There are a few other things I should point out such as some misspellings or places where the wrong word is used ("peddle" where it should be "pedal") and other sentences and phrases that do not make any sense or should not be used in a professional novel writing:
"...when a hand came out of nowhere and put a hand over her mouth."
"As early as 2016, the 92-year-old began recruiting various..." (It should be noted that he was 92 in the year 2065 or whenever our present day is, not in 2016.
"Just over three months previously..."
"People on the streets seemed to freak out at the sight of..." Freak out?
"They passed empty houses that were falling into extreme disrepair through total neglect. Seraph spotted something very sad."
"While Seraph almost fell into a coma from fatigue..."
"The taste of him was like catnip to her..." (That actually just grossed me out.)
"...his love organ..."
"...and they laughed at one another before starting to tear each other's faces off again..."

Also, the use of single quotes every place that double quotes should have been used, it made it hard to read because the single quotes do not separate the dialogue enough from the rest of the text; well, that and because I've never seen that before.

Something that also really started to annoy me by the middle of the book was the use of the phrase "all of a sudden." It was extremely over used and there was even one sentence that read, "He suddenly needed a cold shower all of a sudden."
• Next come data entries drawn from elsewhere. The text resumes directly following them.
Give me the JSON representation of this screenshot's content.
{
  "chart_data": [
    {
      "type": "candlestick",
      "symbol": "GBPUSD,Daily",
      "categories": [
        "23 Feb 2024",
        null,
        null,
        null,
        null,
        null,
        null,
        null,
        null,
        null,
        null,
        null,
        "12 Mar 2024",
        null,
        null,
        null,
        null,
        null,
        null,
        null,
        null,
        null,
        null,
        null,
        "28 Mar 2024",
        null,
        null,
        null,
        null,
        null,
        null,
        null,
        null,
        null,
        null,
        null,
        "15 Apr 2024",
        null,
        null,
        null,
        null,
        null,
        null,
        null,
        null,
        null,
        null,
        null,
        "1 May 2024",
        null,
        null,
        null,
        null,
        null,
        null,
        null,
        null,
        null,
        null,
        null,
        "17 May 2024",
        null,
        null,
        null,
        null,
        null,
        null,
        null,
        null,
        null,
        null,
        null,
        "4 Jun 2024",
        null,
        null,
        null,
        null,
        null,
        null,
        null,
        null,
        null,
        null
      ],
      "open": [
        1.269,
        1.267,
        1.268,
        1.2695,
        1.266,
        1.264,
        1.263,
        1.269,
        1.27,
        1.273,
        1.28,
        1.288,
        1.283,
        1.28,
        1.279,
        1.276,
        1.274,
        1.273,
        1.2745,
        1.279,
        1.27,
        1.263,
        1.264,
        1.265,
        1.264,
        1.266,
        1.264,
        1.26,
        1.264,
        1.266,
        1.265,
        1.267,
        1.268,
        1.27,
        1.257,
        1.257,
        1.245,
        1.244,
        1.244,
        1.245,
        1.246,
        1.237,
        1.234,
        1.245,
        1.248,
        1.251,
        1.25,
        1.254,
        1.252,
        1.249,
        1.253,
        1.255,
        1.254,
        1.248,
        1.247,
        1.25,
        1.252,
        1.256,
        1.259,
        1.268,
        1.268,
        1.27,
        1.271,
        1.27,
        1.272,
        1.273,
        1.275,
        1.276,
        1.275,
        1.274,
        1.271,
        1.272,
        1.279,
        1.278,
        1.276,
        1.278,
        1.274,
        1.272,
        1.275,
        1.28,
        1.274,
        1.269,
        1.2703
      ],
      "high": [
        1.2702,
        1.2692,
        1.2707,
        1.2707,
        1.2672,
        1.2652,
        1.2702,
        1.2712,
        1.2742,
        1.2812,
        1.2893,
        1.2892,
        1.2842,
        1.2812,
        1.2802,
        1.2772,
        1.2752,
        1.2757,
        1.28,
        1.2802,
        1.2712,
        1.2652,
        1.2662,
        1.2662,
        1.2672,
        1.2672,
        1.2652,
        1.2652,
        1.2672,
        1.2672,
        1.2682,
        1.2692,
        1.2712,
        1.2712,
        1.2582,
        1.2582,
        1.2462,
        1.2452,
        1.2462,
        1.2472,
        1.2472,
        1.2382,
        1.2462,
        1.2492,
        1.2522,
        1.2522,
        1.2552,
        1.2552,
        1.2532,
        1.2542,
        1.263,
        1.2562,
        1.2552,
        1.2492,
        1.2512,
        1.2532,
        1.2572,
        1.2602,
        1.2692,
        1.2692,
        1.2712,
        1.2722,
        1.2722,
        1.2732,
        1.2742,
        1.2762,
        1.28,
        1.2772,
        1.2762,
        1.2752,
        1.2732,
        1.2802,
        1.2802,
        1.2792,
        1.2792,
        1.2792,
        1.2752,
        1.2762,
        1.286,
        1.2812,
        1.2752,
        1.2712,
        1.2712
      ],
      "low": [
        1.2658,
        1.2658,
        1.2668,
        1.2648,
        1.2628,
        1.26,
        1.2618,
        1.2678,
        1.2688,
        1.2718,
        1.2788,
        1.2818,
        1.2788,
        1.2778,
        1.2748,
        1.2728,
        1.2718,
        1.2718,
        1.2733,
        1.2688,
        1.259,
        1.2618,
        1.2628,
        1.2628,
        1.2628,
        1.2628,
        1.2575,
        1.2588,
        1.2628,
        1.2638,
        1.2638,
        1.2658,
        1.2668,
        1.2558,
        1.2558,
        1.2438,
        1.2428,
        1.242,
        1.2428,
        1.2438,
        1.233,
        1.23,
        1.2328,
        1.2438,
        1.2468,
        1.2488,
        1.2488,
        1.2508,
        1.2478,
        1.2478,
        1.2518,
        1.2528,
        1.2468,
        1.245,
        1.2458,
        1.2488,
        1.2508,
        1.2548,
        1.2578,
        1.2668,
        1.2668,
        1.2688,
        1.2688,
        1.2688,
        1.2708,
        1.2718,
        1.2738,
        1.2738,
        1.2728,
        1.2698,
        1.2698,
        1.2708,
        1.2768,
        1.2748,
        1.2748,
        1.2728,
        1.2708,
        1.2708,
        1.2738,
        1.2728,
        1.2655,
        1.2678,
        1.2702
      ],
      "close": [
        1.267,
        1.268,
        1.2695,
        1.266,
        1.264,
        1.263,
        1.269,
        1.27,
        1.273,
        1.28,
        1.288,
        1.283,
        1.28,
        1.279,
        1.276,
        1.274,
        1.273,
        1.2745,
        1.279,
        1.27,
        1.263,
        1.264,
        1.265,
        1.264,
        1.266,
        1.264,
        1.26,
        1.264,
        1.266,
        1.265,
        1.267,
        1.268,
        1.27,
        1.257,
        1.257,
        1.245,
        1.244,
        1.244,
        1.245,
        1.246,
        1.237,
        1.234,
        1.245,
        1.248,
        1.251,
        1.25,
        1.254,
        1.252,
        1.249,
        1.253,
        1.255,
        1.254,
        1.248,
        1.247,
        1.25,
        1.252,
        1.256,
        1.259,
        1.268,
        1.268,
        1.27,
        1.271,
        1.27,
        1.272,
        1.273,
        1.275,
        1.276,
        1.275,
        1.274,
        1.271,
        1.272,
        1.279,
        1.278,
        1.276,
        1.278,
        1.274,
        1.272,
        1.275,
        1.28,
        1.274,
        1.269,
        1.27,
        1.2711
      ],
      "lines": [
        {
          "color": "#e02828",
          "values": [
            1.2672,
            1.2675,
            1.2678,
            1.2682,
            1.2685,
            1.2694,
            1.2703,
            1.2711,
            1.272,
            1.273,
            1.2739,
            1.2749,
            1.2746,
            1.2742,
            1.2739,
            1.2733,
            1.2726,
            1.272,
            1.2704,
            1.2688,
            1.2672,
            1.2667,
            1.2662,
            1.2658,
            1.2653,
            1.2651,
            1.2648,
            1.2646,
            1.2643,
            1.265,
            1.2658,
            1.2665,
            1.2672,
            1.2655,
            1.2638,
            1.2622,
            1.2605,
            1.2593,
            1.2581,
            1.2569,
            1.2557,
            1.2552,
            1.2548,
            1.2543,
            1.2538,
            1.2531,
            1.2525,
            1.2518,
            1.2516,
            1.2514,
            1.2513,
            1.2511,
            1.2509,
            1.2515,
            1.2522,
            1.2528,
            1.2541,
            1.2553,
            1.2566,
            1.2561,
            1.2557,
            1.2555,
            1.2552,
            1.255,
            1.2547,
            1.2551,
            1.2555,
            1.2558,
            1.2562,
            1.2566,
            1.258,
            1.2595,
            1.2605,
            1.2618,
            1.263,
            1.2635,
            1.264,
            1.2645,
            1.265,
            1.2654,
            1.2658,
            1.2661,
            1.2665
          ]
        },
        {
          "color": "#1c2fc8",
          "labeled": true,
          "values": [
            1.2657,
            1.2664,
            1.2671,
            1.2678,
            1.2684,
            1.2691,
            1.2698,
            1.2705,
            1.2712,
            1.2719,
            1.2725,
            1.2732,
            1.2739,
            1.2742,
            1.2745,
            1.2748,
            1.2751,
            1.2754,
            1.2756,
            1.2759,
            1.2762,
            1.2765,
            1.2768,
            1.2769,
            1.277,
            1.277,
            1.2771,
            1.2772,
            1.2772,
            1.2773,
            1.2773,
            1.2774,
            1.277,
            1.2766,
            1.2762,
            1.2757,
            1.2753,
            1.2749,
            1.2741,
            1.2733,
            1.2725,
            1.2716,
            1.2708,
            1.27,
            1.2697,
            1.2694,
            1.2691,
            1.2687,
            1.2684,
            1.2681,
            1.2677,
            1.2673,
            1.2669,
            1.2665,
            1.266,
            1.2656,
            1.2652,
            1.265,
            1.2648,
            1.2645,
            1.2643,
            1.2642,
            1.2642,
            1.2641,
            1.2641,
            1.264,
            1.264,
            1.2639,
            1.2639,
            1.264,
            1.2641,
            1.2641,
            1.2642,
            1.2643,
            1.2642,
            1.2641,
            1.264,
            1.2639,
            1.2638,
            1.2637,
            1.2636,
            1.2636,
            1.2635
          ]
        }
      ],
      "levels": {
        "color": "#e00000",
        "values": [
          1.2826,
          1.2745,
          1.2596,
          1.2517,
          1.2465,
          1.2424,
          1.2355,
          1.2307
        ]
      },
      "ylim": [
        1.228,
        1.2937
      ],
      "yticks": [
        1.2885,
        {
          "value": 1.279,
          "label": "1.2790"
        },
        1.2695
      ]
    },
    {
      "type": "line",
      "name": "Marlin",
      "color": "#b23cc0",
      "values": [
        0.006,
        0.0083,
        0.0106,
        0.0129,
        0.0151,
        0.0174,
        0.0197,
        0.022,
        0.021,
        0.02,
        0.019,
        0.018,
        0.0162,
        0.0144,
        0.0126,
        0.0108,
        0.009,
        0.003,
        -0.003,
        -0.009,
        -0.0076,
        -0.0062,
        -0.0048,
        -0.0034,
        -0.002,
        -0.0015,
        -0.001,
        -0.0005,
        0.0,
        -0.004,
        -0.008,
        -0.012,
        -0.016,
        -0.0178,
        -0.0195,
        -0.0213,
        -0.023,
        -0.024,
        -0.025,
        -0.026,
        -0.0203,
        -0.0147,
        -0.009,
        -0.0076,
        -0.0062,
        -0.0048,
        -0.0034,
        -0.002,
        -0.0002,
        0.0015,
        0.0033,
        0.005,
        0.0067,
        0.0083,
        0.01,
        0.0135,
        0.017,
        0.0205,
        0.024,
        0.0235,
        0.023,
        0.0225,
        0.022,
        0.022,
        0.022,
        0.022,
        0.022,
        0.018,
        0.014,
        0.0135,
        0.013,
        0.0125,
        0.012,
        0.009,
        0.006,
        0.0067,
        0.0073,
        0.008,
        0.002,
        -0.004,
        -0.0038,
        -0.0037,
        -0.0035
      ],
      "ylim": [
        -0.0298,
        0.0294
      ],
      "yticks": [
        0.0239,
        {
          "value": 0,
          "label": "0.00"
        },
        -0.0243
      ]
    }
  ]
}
And as a side note that I'm not sure where else I can throw it in, Eve's diary didn't really read like a diary. It read more like a novel, the same as the rest of the book. There was really nothing else to make it stand out as a diary.

Now, as for our characters themselves...

Seraph was ok. She's a complex creature. So much so that I was very surprised at the point where she seems to take a 180 turn in what kind of character she's going to be. She started out one way then at times was like a completely different character. She's described as being different from what she had previously been behaving or coming off as. Ryken almost develops the same way, you go back and forth between thinking he's a good guy, he's a bad guy, he's a good guy, but not in a way that flows. Our big bad guy is not given enough development, either. He is introduced without surprise, because we have no prior idea who he is.

I hope this is helpful. Again, I did enjoy the story line, I just feel that the book is still in rough draft status and needs polishing.